Datasets are collections of data about piRNAs, witch informations from nucleotide sequences to methodologies used to find them.
Today we have 16 datasets from 6 organism published in their paper supplementary data. These informations can be downloaded in the section "Downloads" of this database.
Dataset Selection Criteria
The gold standart methodology that collect piRNAs is the so called Immnunoprecipitation of PIWI protein and following sequencing (IP-Seq). This way, as RNAs inside the cell are removed, remaining only those short that are bound to any protein of the PIWI family. After all, this binding is separated and the short RNA sequencing occours. Thus, when we look for datasets containning piRNAs to include on piRNAdb database, we focus extensively on PIWI IP-Seq.

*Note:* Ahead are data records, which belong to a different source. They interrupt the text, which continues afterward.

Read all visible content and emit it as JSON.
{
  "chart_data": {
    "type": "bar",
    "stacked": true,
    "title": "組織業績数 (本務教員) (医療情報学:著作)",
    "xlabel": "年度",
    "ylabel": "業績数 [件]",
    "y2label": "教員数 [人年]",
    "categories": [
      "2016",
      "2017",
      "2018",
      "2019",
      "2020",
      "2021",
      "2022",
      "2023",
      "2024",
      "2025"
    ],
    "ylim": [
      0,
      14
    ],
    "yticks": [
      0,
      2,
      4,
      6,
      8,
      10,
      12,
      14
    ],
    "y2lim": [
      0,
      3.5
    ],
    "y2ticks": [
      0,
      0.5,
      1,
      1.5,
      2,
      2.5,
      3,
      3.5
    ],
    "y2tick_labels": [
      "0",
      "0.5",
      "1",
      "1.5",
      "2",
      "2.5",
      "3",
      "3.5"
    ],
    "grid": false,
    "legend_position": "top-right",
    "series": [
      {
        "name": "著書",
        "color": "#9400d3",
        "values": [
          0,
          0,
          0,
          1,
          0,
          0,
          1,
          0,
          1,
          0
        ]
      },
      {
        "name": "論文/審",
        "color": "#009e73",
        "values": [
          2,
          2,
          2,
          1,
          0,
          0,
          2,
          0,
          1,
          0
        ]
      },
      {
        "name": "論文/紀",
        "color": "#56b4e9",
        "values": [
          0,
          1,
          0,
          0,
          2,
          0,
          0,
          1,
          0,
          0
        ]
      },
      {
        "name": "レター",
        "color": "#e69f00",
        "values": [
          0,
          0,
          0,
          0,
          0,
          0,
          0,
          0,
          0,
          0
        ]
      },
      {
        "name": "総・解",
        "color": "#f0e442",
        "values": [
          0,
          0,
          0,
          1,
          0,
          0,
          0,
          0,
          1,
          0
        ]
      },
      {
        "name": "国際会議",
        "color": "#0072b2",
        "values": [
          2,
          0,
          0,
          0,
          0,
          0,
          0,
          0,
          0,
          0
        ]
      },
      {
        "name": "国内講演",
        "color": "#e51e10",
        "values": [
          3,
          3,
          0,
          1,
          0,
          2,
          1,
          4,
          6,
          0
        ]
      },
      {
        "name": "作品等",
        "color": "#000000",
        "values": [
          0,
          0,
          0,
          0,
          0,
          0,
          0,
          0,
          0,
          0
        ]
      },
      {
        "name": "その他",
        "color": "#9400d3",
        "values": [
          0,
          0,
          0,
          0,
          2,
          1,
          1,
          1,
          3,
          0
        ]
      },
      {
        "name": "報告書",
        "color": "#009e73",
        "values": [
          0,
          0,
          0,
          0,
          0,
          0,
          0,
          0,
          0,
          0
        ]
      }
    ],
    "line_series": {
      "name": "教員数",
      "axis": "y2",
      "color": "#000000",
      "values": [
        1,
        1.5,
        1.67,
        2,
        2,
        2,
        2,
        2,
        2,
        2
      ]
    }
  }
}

However, there are different methods to support the dectetion of these short RNAs, like the realization of periodation of the samples to remove all short RNAs that does not display the metilation of oxygen number 2 of the portion 3' (For instance, the microRNAs). Despite the expressive increase on piRNA quantity, there are still many miRNAs and another short RNAS inside the sample. However, sequences from SmallRNA-Seq that were filtered to collect only piRNAs, like the execution of a piRNA preditor, were revauted and now we are accepting this kind of information on our piRNAdb database.
By the end, we understand that, today, piRNAdb had fewer datasets included and displayed fr the user, but we are here to clarify that one of our objetives is the quality of our stores data and not the quantity. As we can see on other databases that today uses sequences from a SmallRNA-Seq without any kind of extra filtering step, just to have more sequences inside theirs databases. This case is serious e will generate errors to the reserachers and users that uses these databases without knowing this immense pitfal.